There are a number of frameworks used in the literature in assessing the impact of taxation on gender outcomes. One of the most common of these, initially developed by (Stotsky, 1996[1]), is to differentiate between tax systems that directly differentiate tax treatments based on gender as an explicit criterion, and those that do not but which interact with societal or economic differences between men and women in such a way that the tax system has a differing impact on men and women. (Gunnarsson, Spangenberg and Schratzenstaller, 2017[2]) note that this distinction broadly corresponds to the legal concept of direct and indirect discrimination, whereby “Direct (sex) discrimination is generally defined as less favourable treatment with an explicit distinction between different sexes. Indirect discrimination refers to apparently neutral provisions, criteria or practices which (might) result in a particular disadvantage for a person of one sex compared to a person of the other sex, due to existing socioeconomic differences.”
Explicit bias, most commonly related to personal income tax (PIT), occurs where the tax code provisions are legally linked to gender: for instance, the allocation of exemptions, deductions and tax preferences related to spouses, or the responsibility for filing the tax return, as described in (Stotsky, 1996[1]).
Implicit bias, by contrast, occurs even if the tax system is ostensibly neutral and does not differentiate explicitly between men and women. Rather, implicit bias arises when a gender-neutral tax system interacts with differences in underlying economic characteristics or behaviours between men and women – including income levels, labour-force participation, consumption, ownership, entrepreneurship, savings, tax morale and compliance – in ways that reinforce gender biases. (Barnett, Grown, 2004[3]) consider that gender differences in economic activity can be divided into four main groups: i) gender differences in paid employment, (ii) women’s work in the unpaid care economy, (iii) gender differences in consumption expenditure, and (iv) gender differences in property rights and asset ownership.
Possible implicit biases can occur across all different tax types, including via taxes on labour, consumption, corporate and capital taxation. In addressing these implicit, or indirect, biases it is important to look beyond the apparent neutrality of the tax law to assess the impact of the law with the different socioeconomic realities of men and women (Gunnarsson, Spangenberg and Schratzenstaller, 2017[2]).

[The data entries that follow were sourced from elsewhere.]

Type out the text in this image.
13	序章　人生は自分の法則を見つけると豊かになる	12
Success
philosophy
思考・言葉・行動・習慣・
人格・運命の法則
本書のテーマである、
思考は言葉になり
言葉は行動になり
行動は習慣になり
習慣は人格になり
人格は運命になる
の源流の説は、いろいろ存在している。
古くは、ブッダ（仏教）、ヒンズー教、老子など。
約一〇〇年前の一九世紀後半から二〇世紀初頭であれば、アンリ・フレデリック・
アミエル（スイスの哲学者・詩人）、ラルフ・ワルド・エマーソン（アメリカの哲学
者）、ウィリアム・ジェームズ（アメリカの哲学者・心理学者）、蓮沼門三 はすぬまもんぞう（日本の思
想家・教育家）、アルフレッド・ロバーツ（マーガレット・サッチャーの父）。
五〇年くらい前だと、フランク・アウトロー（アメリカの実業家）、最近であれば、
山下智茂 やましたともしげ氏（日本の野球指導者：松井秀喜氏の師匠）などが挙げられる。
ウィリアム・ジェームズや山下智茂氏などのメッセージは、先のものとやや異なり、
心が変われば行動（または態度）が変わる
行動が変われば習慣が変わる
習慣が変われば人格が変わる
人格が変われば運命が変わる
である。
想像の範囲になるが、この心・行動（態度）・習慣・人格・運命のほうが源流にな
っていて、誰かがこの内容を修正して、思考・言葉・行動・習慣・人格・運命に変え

In practice, much work on analysing implicit biases has focused on aspects of the PIT. The OECD has also carried out analysis in this area, including via the Taxing Wages models (OECD, 2021[4])and the OECD-Tax Benefit indicators (OECD, 2021[5]), which also cover various benefits affecting work incentives in addition to tax measures. (Thomas and O’Reilly, 2016[6]) and (OECD, 2016[7]) (OECD, 2016[8]) highlight how various tax design features create greater labour participation disincentives for second earners (often women) than for primary earners or single individuals, therefore, raising gender equality concerns. More generally, the OECD has noted the importance of gender equity being embedded in tax policy design as “an integral part of an inclusive growth tax policy agenda” (Brys et al., 2016[9]) (OECD, 2017[10]).
The composition of revenue taxation across different tax types can also have an impact on gender equality, particularly on a dynamic basis. This occurs via the differing impacts of various types of taxes on equity and the economic incentives provided to different taxpayers. The progressivity of the overall tax mix can reduce the tax burden on the lowest-paid, benefiting women. By contrast, low levels of taxes on capital income or on capital, or high levels of tax on consumption, can have the opposite impact. For example, (Gunnarsson, Spangenberg and Schratzenstaller, 2017[2]) note that changes in the EU since 1995 have likely shifted the tax burden in the EU towards women, given the long-term trends observed on the reduction in progressivity of personal income and wealth taxes, the decreasing tax rates on capital and corporate income, the increasing tax burden on labour incomes particularly in the low and middle income groups, as well as the higher use of consumption taxes in the tax mix.
Tax administration and compliance aspects can also have different outcomes for men and women. Tax administration processes can be more or less accessible for either gender, can be directed at a specific gender or in practice can be used by one gender more than another. The approach to tax compliance, fraud and avoidance behaviours can have gendered impacts depending on the programmes targeted, or if the approach differs depending on the gender of the taxpayer. For example, a focus on tackling fraud in relation to childcare provisions may have a deleterious effect on women’s labour market participation, relative to a focus on tackling fraud in other areas, as found in (Parlementaire Ondervragingscommissie Kinderopvangtoeslag, 2020[11]) In a number of countries, including developing ones, the levels of informality bring an additional challenge: user fees and informal taxes, often used to finance basic goods such as education, healthcare and water supply, can result in a significant financial burden on households.